I get most of my books from the local library using the Libby app, or from my local independent book store.
Introduction
I was recently chatting with a friend and former coworker, venting about work and sharing the latest in office gossip. As the topic shifted to AI, she shared that she was reading the book If Anyone Builds It, Everyone Dies.
The title and subject seemed tailor-made for me.
When I was an undergraduate student, I took a new elective class in the Computer Science department called Cyber Dystopia. The class focused on the problematic and negative impacts of technology on society. The readings from that class developed my interest in what I call “depressing tech non-fiction”. Other examples of books in this category include Enshittification by Cory Doctorow and Invisible Women by Caroline Criado Perez.
Well, you can’t get more depressing than having “Everyone Dies” in your title.
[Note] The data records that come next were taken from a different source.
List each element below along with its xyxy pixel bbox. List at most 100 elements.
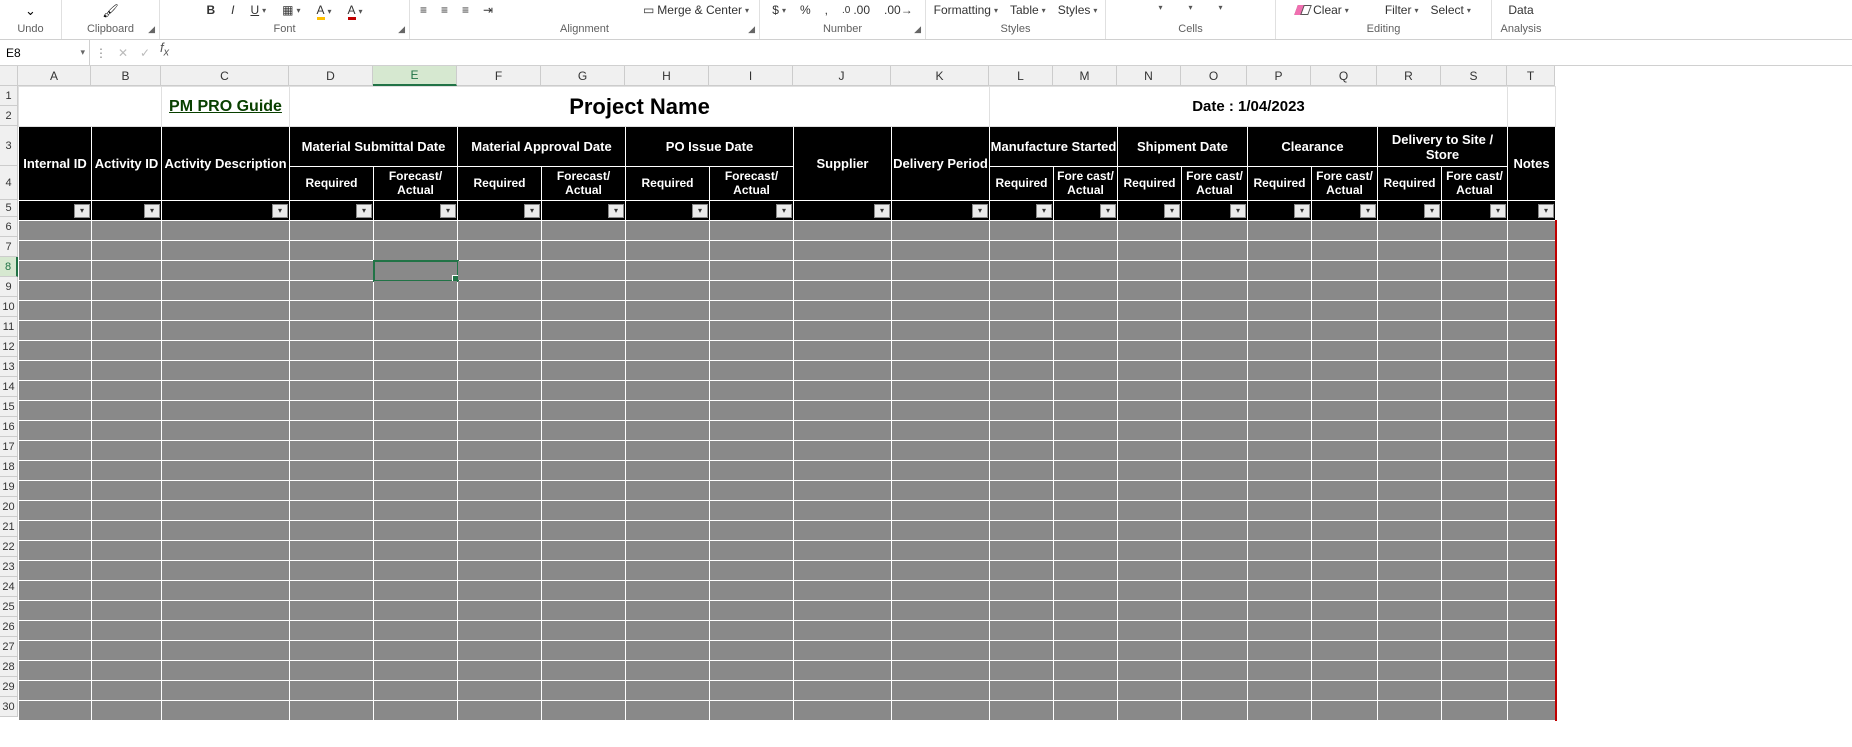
filter-button[interactable]: Filter▾	[1381, 2, 1423, 18]
cell[interactable]	[542, 521, 626, 541]
cell[interactable]	[1378, 561, 1442, 581]
cell[interactable]	[542, 701, 626, 721]
cell[interactable]	[1442, 541, 1508, 561]
cell[interactable]	[1378, 661, 1442, 681]
cell[interactable]	[626, 381, 710, 401]
cell[interactable]	[1182, 521, 1248, 541]
cell[interactable]: Required	[1118, 167, 1182, 201]
cell[interactable]	[1182, 301, 1248, 321]
cell[interactable]	[1442, 361, 1508, 381]
cell[interactable]: ▾	[1248, 201, 1312, 221]
cell[interactable]	[19, 661, 92, 681]
launcher-clipboard[interactable]: ◢	[148, 24, 155, 35]
cell[interactable]	[162, 381, 290, 401]
cell[interactable]	[1182, 361, 1248, 381]
cell[interactable]	[374, 561, 458, 581]
cell[interactable]	[542, 661, 626, 681]
cell[interactable]	[990, 381, 1054, 401]
cell[interactable]	[794, 701, 892, 721]
cell[interactable]	[374, 601, 458, 621]
cell[interactable]	[710, 481, 794, 501]
col-header-G[interactable]: G	[541, 66, 625, 86]
cell[interactable]	[1508, 681, 1556, 701]
cell[interactable]	[990, 501, 1054, 521]
align-left-button[interactable]: ≡	[416, 2, 431, 18]
cell[interactable]	[1442, 221, 1508, 241]
cell[interactable]	[1378, 541, 1442, 561]
cell[interactable]: Required	[626, 167, 710, 201]
cell[interactable]	[92, 281, 162, 301]
cell[interactable]	[892, 401, 990, 421]
cell[interactable]	[1312, 321, 1378, 341]
cell[interactable]: Required	[458, 167, 542, 201]
cell[interactable]	[542, 301, 626, 321]
cell[interactable]	[290, 221, 374, 241]
cell[interactable]	[458, 301, 542, 321]
cell[interactable]	[1054, 401, 1118, 421]
cell[interactable]	[892, 661, 990, 681]
underline-button[interactable]: U▾	[246, 2, 270, 18]
cell[interactable]	[990, 461, 1054, 481]
cell[interactable]: Fore cast/ Actual	[1054, 167, 1118, 201]
cell[interactable]: Activity Description	[162, 127, 290, 201]
cell[interactable]	[542, 681, 626, 701]
cell[interactable]	[1182, 241, 1248, 261]
cell[interactable]	[710, 501, 794, 521]
cell[interactable]	[1054, 701, 1118, 721]
cell[interactable]	[19, 481, 92, 501]
cell[interactable]	[1054, 301, 1118, 321]
col-header-R[interactable]: R	[1377, 66, 1441, 86]
cell[interactable]	[990, 661, 1054, 681]
cell[interactable]	[374, 701, 458, 721]
cell[interactable]	[162, 281, 290, 301]
cell[interactable]	[892, 421, 990, 441]
cell[interactable]	[19, 401, 92, 421]
cell[interactable]	[162, 481, 290, 501]
cell[interactable]	[794, 521, 892, 541]
filter-dropdown-icon[interactable]: ▾	[776, 204, 792, 218]
indent-button[interactable]: ⇥	[479, 2, 497, 18]
cell[interactable]	[1442, 681, 1508, 701]
cell[interactable]	[290, 641, 374, 661]
cell[interactable]	[542, 441, 626, 461]
cell[interactable]	[710, 641, 794, 661]
cell[interactable]	[19, 541, 92, 561]
cell[interactable]	[1508, 701, 1556, 721]
cell[interactable]	[1182, 541, 1248, 561]
cell[interactable]	[290, 581, 374, 601]
formula-input[interactable]	[173, 40, 1852, 65]
cell[interactable]	[162, 441, 290, 461]
cell[interactable]	[1508, 261, 1556, 281]
col-header-T[interactable]: T	[1507, 66, 1555, 86]
cell[interactable]	[1118, 341, 1182, 361]
cell[interactable]	[1378, 521, 1442, 541]
cell[interactable]	[1508, 641, 1556, 661]
cell[interactable]	[1442, 601, 1508, 621]
cell[interactable]	[1118, 661, 1182, 681]
cell[interactable]: ▾	[892, 201, 990, 221]
cell[interactable]	[1248, 381, 1312, 401]
cell[interactable]	[710, 461, 794, 481]
cell[interactable]: ▾	[794, 201, 892, 221]
cell[interactable]	[1378, 421, 1442, 441]
cell[interactable]	[1248, 241, 1312, 261]
cell[interactable]	[1054, 261, 1118, 281]
cell[interactable]	[710, 421, 794, 441]
cell[interactable]	[626, 281, 710, 301]
cell[interactable]: ▾	[162, 201, 290, 221]
cell[interactable]	[19, 301, 92, 321]
cell[interactable]	[458, 541, 542, 561]
row-header-17[interactable]: 17	[0, 437, 18, 457]
cell[interactable]	[990, 441, 1054, 461]
cell[interactable]	[1054, 461, 1118, 481]
cell[interactable]	[19, 261, 92, 281]
select-all-corner[interactable]	[0, 66, 18, 86]
cell[interactable]: Required	[990, 167, 1054, 201]
cell[interactable]	[892, 681, 990, 701]
cell[interactable]	[542, 401, 626, 421]
cell[interactable]	[794, 541, 892, 561]
cell[interactable]	[458, 641, 542, 661]
cell[interactable]	[458, 241, 542, 261]
cell[interactable]	[1248, 301, 1312, 321]
cell[interactable]	[458, 601, 542, 621]
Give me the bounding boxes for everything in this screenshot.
I put the ebook on hold at my local library, and about a week later, it was ready for me to read.
Summary
In If Anyone Builds It, Everyone Dies, Yudkowsky and Soares lay out their argument that humanity is on the path to building an artificial superintelligence (ASI) that will destroy us. They explain that because these artificial intelligence models are grown and not crafted, their creators cannot sufficiently understand them to program them with benevolent motivations towards humanity. The inability to solve AI alignment — the process of steering an AI to fulfill its intended objectives — makes ASI an existential threat and doomsday scenario for humanity. Therefore, they advocate for citizens and governments around the globe to immediately establish guardrails in policy and technology to halt and prevent the development of an ASI.
Review
Rating: 3.25 out of 5
The book is just under 300 pages, quite short given the large font and references section. The prose is very straightforward and easy to read. Fictional, hypothetical scenarios are sprinkled throughout the book to help drive home the dangers of continuing the current trajectory. At the end of several chapters, the authors include QR codes to additional references hosted online at their website, some of which I briefly looked through.
I was hoping for more technical details on building mitigations or safeguards for a potentially malevolent ASI, but I don’t think that was the intended scope of this book. The book feels engineered for policymakers and staffers to read on their commutes: emotionally engaging and informative enough to draft a memo, but not too technical to cause confusion or boredom. I struggle to see how the authors’ proposed mitigation of enacting a global, total ban on further AI development can be implemented. Reading this book as a software engineer, there wasn’t any call to action beyond “go bother your representatives into doing something about AI.” Nothing wrong with that, but I was hoping for something more personally actionable.